Amartya Sen fut l’un des premiers économistes à mettre en avant les mécanismes par lesquels la presse joue un rôle essentiel dans le fonctionnement d’une démocratie. Avec Jean Dreze, ils vont prendre l’exemple de l’Inde pour souligner la part jouée par le couple démocratie-presse libre dans la disparition des famines dans ce pays depuis l'Indépendance (famines pourtant récurrentes durant la période coloniale).

En effet, en situation de compétition électorale, un élu n’intervenant pas rapidement pour lutter contre des situations de famine ne sera très certainement pas réélu lors de la prochaine élection, pour peu que son incapacité à lutter contre la famine soit rendue publique par les médias. Ainsi, la combinaison d’un système démocratique et de la diffusion de l’information par une presse libre constitue une incitation clé pour les dirigeants à mettre rapidement en œuvre les politiques nécessaires à l’évitement des famines : en l’absence de l’une ou de l’autre de ces composantes, il n’y a pas d’incitation à agir pour l’élu. En effet, sans compétition électorale (le cas d’une dictature par exemple), « l’élu » n’a pas de risque de voir sa position menacée lors de la prochaine élection, et n’a donc pas d’intérêt particulier à agir en direction des populations menacées par la famine (et ce, même si l’ensemble de la population est informée de cette situation par la presse). De même, s'il y a compétition électorale, mais pas de presse libre, l’inaction des élus ne sera connue que de la population directement affectée par la famine. Si celle-ci ne représente qu’une petite part des électeurs, elle n’aura pas un poids suffisant pour empêcher le dirigeant incompétent d’être réélu à la prochaine élection, et celui-ci ne sera donc pas incité à faire en sorte de mettre cette population à l’abri de la famine.

Si par contre, l'ensemble du pays est informé de l'incapacité des dirigeants à résoudre une famine très localisée, les électeurs le prendront en compte à la prochaine élection, refusant d'élire un candidat dont ils se doutent qu'il ne saura pas agir efficacement si un nouveau risque de famine (qui pourrait cette fois les concerner) devait survenir.

C’est donc bien la combinaison de ces deux facteurs : une démocratie vivante, caractérisée par une forte compétition électorale, et une presse libre, qui est centrale dans l’adoption par les élus des mesures nécessaires à l’évitement des famines. Pour Dreze et Sen, qui comparent le cas de l’Inde à celui de la Chine, c’est notamment en raison de l’absence de ces deux facteurs que la Chine a connu entre 1958 et 1961 l’une des plus grandes famines de l’histoire, alors que sa voisine Indienne traversait la deuxième moitié du XXe siècle sans aucun épisode de famine.
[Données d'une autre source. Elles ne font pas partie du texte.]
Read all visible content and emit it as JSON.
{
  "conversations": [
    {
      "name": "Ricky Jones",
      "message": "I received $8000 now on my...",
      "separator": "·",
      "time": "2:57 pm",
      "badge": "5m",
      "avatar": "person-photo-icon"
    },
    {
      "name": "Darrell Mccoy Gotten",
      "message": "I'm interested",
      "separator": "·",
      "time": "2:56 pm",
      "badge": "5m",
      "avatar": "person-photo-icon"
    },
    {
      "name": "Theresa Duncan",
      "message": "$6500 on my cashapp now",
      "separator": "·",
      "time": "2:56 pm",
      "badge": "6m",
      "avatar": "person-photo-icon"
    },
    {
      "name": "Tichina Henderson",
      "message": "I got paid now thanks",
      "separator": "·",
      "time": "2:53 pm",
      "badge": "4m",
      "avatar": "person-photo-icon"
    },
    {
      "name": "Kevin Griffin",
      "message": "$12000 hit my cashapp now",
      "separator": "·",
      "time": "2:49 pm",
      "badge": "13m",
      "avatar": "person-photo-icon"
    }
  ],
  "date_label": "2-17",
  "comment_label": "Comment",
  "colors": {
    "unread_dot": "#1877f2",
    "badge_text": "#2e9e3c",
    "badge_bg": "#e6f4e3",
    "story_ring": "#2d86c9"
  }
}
Tim Besley et Robin Burgess ont formalisé ces intuitions et les ont testées sur données Indiennes. Ils étudient les districts Indiens de 1952 à 1992 pour voir si la réaction des autorités à des catastrophes naturelles pouvant entraîner des situations de famine dépendait ou non de la plus ou moins grande circulation de médias dans chacun de ces districts. Ils montrent alors que face à ces situations de risque de famine, la réaction des autorités va dépendre largement de la présence de médias dans le district : plus la circulation des médias est importante dans un district, plus la réaction des autorités à un risque de famine va être forte. En particulier, ils soulignent que la circulation de médias écrits dans la langue locale (donc des medias traitant a priori d’informations plus régionales, plus susceptibles d’accorder une grande place à des risques de famines très localisés géographiquement) a plus d’impact que celle de médias écrits en Hindi ou en Anglais (langues de la presse nationale) sur l’intervention des autorités. De même, ils mettent en avant l’importance de la compétition électorale dans la qualité de l’intervention publique dans la lutte contre les risques de famine, en ligne avec les intuitions de Dreze et Sen.
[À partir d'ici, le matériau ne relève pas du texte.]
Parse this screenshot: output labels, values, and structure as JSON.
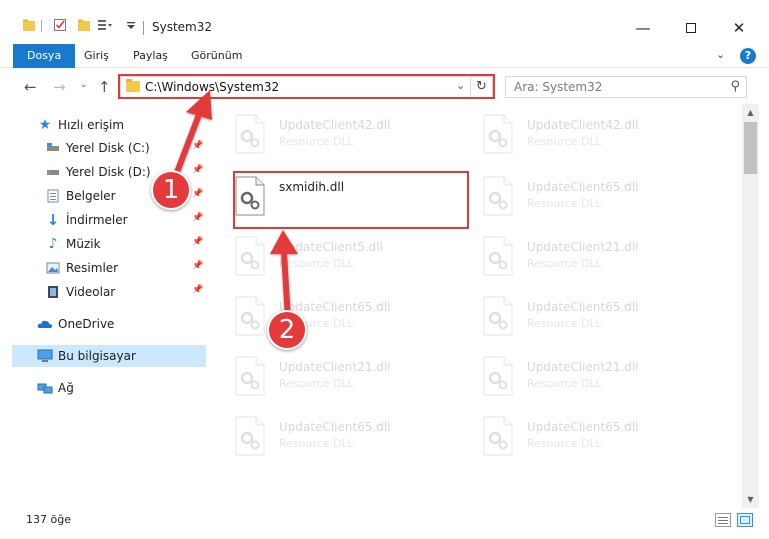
{
  "window": {
    "title": "System32",
    "minimize_icon": "minimize-icon",
    "maximize_icon": "maximize-icon",
    "close_icon": "close-icon"
  },
  "ribbon": {
    "tabs": [
      {
        "label": "Dosya"
      },
      {
        "label": "Giriş"
      },
      {
        "label": "Paylaş"
      },
      {
        "label": "Görünüm"
      }
    ],
    "help_label": "?"
  },
  "nav": {
    "address": "C:\\Windows\\System32",
    "search_placeholder": "Ara: System32"
  },
  "sidebar": {
    "items": [
      {
        "label": "Hızlı erişim"
      },
      {
        "label": "Yerel Disk (C:)"
      },
      {
        "label": "Yerel Disk (D:)"
      },
      {
        "label": "Belgeler"
      },
      {
        "label": "İndirmeler"
      },
      {
        "label": "Müzik"
      },
      {
        "label": "Resimler"
      },
      {
        "label": "Videolar"
      },
      {
        "label": "OneDrive"
      },
      {
        "label": "Bu bilgisayar"
      },
      {
        "label": "Ağ"
      }
    ]
  },
  "files": [
    {
      "name": "UpdateClient42.dll",
      "type": "Resource DLL"
    },
    {
      "name": "UpdateClient42.dll",
      "type": "Resource DLL"
    },
    {
      "name": "sxmidih.dll",
      "type": ""
    },
    {
      "name": "UpdateClient65.dll",
      "type": "Resource DLL"
    },
    {
      "name": "UpdateClient5.dll",
      "type": "Resource DLL"
    },
    {
      "name": "UpdateClient21.dll",
      "type": "Resource DLL"
    },
    {
      "name": "UpdateClient65.dll",
      "type": "Resource DLL"
    },
    {
      "name": "UpdateClient65.dll",
      "type": "Resource DLL"
    },
    {
      "name": "UpdateClient21.dll",
      "type": "Resource DLL"
    },
    {
      "name": "UpdateClient21.dll",
      "type": "Resource DLL"
    },
    {
      "name": "UpdateClient65.dll",
      "type": "Resource DLL"
    },
    {
      "name": "UpdateClient65.dll",
      "type": "Resource DLL"
    }
  ],
  "status": {
    "item_count": "137 öğe"
  },
  "annotations": {
    "step1": "1",
    "step2": "2"
  },
  "colors": {
    "accent": "#1979ca",
    "highlight_red": "#e03b3b",
    "selection": "#cce8ff"
  }
}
Démocratie et presse libre semblent donc bien être des éléments essentiels pour la « bonne gouvernance » des pays en voie de développement. Et si les questions de famine sont des préoccupations propres aux PVD, celle de la « bonne gouvernance » ne leur est par contre pas exclusive, et nous allons voir comment la question de la liberté de la presse est aussi au cœur du contrôle de l’action des élus des pays développés.
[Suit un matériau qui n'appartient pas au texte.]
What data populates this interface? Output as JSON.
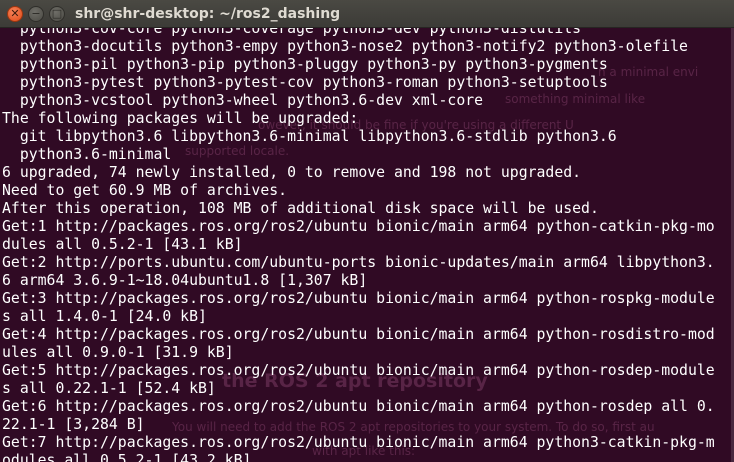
{
  "window": {
    "title": "shr@shr-desktop: ~/ros2_dashing",
    "close_glyph": "✕",
    "minimize_glyph": "−",
    "maximize_glyph": "□"
  },
  "background_page": {
    "fragments": [
      "n a minimal envi",
      "something minimal like",
      "owever, it should be fine if you're using a different U",
      "supported locale.",
      "the ROS 2 apt repository",
      "You will need to add the ROS 2 apt repositories to your system. To do so, first au",
      "with apt like this:"
    ]
  },
  "terminal": {
    "lines": [
      "  python3-cov-core python3-coverage python3-dev python3-distutils",
      "  python3-docutils python3-empy python3-nose2 python3-notify2 python3-olefile",
      "  python3-pil python3-pip python3-pluggy python3-py python3-pygments",
      "  python3-pytest python3-pytest-cov python3-roman python3-setuptools",
      "  python3-vcstool python3-wheel python3.6-dev xml-core",
      "The following packages will be upgraded:",
      "  git libpython3.6 libpython3.6-minimal libpython3.6-stdlib python3.6",
      "  python3.6-minimal",
      "6 upgraded, 74 newly installed, 0 to remove and 198 not upgraded.",
      "Need to get 60.9 MB of archives.",
      "After this operation, 108 MB of additional disk space will be used.",
      "Get:1 http://packages.ros.org/ros2/ubuntu bionic/main arm64 python-catkin-pkg-mo",
      "dules all 0.5.2-1 [43.1 kB]",
      "Get:2 http://ports.ubuntu.com/ubuntu-ports bionic-updates/main arm64 libpython3.",
      "6 arm64 3.6.9-1~18.04ubuntu1.8 [1,307 kB]",
      "Get:3 http://packages.ros.org/ros2/ubuntu bionic/main arm64 python-rospkg-module",
      "s all 1.4.0-1 [24.0 kB]",
      "Get:4 http://packages.ros.org/ros2/ubuntu bionic/main arm64 python-rosdistro-mod",
      "ules all 0.9.0-1 [31.9 kB]",
      "Get:5 http://packages.ros.org/ros2/ubuntu bionic/main arm64 python-rosdep-module",
      "s all 0.22.1-1 [52.4 kB]",
      "Get:6 http://packages.ros.org/ros2/ubuntu bionic/main arm64 python-rosdep all 0.",
      "22.1-1 [3,284 B]",
      "Get:7 http://packages.ros.org/ros2/ubuntu bionic/main arm64 python3-catkin-pkg-m",
      "odules all 0.5.2-1 [43.2 kB]"
    ]
  }
}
II/ Indépendance de la presse et démocratie

En effet, le contrôle de l’action des élus est loin d’être un problème spécifique aux pays en voie de développement. Par contre, et contrairement à beaucoup de pays en voie de développement, la plupart d’entre eux disposent d’institutions démocratiques et d’une presse libre. La question va donc se poser différemment pour eux, puisqu’il faudra alors savoir dans quelles conditions une presse officiellement libre va être effectivement indépendante du pouvoir. En d'autre termes, et pour revenir à l'article de Besley, Burgess et Prat, que se passe t'il si les informations fournies par les médias ne sont pas nécessairement fiables, si elles peuvent être affectées, contrôlées, capturées, par les élus ?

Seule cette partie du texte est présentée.